What's happened since then is that the president's lies are making even his friends and colleagues look bad. Three senior Democratic senators last week used the words "smelly," "embarrassing," and "indefensible" to describe the president's behavior. Clearly, some of the heat the president has been getting is coming home to roost.
But, as I say, why should anyone be surprised? Folks should have learned a long time ago that anyone who will lie about others will also almost certainly lie about you. Yet the issue goes much deeper than that. We must also learn that anyone who casually disregards any part of God's law and order of things will certainly sooner or later disregard all of God's law and order of things. We can't pick and choose.
The rich young ruler who came to Jesus had to discover this truth. Until Jesus set him straight, he supposed he was on the moral high road. But Jesus told him he couldn't worship his wealth and still pretend to be a keeper of God's law in its totality and fullness. The rich young ruler was told by Jesus that he couldn't pick and choose.

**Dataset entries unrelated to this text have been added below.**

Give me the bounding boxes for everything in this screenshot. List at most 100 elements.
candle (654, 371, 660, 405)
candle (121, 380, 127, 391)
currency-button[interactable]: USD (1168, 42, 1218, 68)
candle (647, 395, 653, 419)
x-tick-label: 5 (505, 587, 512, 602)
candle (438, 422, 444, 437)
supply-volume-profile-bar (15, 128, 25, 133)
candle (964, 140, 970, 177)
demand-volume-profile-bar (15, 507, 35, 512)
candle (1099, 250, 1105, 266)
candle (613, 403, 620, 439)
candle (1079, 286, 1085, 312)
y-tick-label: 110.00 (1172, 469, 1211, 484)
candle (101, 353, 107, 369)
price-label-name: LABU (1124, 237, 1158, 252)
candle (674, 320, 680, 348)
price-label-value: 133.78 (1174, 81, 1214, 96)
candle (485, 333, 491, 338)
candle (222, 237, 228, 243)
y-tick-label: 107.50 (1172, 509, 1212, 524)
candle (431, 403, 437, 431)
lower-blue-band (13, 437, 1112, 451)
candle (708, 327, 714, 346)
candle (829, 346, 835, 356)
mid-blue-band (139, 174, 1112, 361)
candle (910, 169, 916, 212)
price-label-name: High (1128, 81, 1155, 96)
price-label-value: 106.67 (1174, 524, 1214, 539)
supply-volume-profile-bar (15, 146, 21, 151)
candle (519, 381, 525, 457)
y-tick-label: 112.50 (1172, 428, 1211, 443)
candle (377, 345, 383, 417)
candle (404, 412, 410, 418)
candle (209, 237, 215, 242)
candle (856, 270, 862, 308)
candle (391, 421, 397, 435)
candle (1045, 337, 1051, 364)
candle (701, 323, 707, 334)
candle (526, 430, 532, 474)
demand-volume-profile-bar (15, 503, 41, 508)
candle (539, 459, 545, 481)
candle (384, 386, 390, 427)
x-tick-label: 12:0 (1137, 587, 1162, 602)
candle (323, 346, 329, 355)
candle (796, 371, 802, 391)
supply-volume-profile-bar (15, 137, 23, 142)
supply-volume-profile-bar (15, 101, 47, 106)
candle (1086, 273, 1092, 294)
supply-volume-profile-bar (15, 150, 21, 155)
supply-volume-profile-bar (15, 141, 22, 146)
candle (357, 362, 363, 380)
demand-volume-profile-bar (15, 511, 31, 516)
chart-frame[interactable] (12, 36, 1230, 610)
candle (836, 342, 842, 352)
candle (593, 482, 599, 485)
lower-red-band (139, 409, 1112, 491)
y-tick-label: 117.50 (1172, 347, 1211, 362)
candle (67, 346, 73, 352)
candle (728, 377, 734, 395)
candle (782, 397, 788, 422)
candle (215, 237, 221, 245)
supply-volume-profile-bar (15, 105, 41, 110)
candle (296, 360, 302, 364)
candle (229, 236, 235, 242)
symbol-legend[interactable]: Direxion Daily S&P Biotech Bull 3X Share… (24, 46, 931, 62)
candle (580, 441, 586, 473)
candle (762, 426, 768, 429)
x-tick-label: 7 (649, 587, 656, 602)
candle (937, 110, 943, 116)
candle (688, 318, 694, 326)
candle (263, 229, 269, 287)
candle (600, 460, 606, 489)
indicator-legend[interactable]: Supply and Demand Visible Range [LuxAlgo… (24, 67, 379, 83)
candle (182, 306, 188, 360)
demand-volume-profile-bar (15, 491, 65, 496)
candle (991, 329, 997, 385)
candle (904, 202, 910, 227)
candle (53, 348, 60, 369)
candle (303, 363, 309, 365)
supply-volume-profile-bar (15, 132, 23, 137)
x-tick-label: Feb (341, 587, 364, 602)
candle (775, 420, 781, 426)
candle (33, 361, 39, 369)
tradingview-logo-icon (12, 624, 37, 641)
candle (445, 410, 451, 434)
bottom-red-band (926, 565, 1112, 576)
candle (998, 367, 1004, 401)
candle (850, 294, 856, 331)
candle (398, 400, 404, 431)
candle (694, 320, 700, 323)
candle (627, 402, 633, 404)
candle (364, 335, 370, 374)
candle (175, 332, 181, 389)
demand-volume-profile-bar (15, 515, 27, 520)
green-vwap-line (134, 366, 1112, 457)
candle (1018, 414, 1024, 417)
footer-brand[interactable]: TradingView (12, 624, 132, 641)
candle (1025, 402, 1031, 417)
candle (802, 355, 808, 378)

You can't, for example, decide that you'll be dishonest about campaign finance but truthful about national security issues. You can't disregard God's laws for human sexuality and remain faithful and trustworthy about your oath of office. You can't decide that you'll encourage people to destroy their babies, and then reasonably hope that those same people will be honest while filing their income tax returns. God made us human beings as seamless moral entities. When you rip away at one part of the fabric, the whole garment starts to unravel.
The main point isn't to take one more poke at the pitiful Clinton administration, which has now become as lame as the man who heads it. The point instead is to remind ourselves that the same thing can--and will--happen to any of us who kid ourselves into thinking we can put on moral airs on one front while trifling with God's standards on another.